Architectural Agents: The Delusional, Abusive, Addictive Lives of Buildings

By Annabel Jane Wharton

Buildings are not benign; rather, they commonly manipulate and abuse their human users. ‘Architectural Agents’ makes the case that buildings act in the world independently of their makers, patrons, owners, or occupants, and often they act badly. Treating buildings as bodies, Annabel Jane Wharton writes biographies of symptomatic structures in order to diagnose their pathologies. The violence of some sites is rooted in historical trauma; the unhealthy spatial behaviours of other spaces stem from political and economic ruthlessness.

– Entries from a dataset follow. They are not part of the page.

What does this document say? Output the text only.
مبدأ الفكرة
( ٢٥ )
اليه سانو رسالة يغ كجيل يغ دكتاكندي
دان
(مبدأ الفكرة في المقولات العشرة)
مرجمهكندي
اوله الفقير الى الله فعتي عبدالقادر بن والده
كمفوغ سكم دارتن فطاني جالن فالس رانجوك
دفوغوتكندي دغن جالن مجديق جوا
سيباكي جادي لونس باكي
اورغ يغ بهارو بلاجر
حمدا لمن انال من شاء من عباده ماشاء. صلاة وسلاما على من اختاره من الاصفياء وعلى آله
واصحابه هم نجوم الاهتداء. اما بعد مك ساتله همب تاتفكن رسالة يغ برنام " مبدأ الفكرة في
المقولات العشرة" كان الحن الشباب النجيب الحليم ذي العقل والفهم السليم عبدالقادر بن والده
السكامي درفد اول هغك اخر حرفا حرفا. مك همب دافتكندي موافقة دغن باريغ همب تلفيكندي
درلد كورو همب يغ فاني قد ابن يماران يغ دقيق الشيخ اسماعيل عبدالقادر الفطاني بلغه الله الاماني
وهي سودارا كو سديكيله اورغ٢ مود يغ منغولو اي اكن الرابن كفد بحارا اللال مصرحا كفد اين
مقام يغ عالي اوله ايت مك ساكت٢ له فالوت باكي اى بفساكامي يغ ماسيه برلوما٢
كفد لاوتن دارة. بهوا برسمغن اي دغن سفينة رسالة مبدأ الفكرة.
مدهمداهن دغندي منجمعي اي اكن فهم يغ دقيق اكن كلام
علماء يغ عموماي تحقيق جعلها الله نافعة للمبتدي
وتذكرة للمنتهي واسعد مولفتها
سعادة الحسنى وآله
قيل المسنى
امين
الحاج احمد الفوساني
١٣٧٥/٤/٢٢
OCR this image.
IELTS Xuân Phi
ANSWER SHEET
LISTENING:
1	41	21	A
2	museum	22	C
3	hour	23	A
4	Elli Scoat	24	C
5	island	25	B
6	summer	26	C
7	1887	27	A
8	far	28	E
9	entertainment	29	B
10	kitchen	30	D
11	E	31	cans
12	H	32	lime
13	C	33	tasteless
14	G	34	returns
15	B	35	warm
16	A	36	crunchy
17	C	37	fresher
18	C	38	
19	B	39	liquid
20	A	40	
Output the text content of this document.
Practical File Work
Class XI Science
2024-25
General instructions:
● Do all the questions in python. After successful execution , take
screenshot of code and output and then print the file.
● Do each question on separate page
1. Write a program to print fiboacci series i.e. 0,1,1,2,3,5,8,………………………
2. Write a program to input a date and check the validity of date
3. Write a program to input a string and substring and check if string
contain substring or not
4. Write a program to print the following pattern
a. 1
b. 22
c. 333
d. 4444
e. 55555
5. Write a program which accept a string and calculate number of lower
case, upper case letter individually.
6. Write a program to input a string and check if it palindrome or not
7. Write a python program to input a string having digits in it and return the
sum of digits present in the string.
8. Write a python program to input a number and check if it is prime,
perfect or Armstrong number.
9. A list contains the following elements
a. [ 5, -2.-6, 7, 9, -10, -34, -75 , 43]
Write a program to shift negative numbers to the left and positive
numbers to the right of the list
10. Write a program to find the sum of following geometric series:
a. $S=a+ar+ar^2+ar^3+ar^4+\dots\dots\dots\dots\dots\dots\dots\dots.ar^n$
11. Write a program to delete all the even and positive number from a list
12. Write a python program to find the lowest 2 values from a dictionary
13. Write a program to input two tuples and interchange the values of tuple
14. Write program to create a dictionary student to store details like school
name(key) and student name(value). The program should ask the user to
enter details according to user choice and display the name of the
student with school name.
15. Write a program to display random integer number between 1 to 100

The places examined range from the Cloisters Museum in New York City and the Palestine Archaeological Museum (renamed the Rockefeller Museum) in Jerusalem to the grand Hostal de los Reyes Catolicos in Santiago de Compostela, Spain, and Las Vegas casino resorts. Recognizing that a study of pathological spaces would not be complete without an investigation of digital structures, Wharton integrates into her argument an original consideration of the powerful architectures of video games and immersive worlds. Her work mounts a persuasive critique of popular phenomenological treatments of architecture.

 

Minneapolis, 2015, 34.4 x 25.4 cm, illustrated, 344pp, paperback.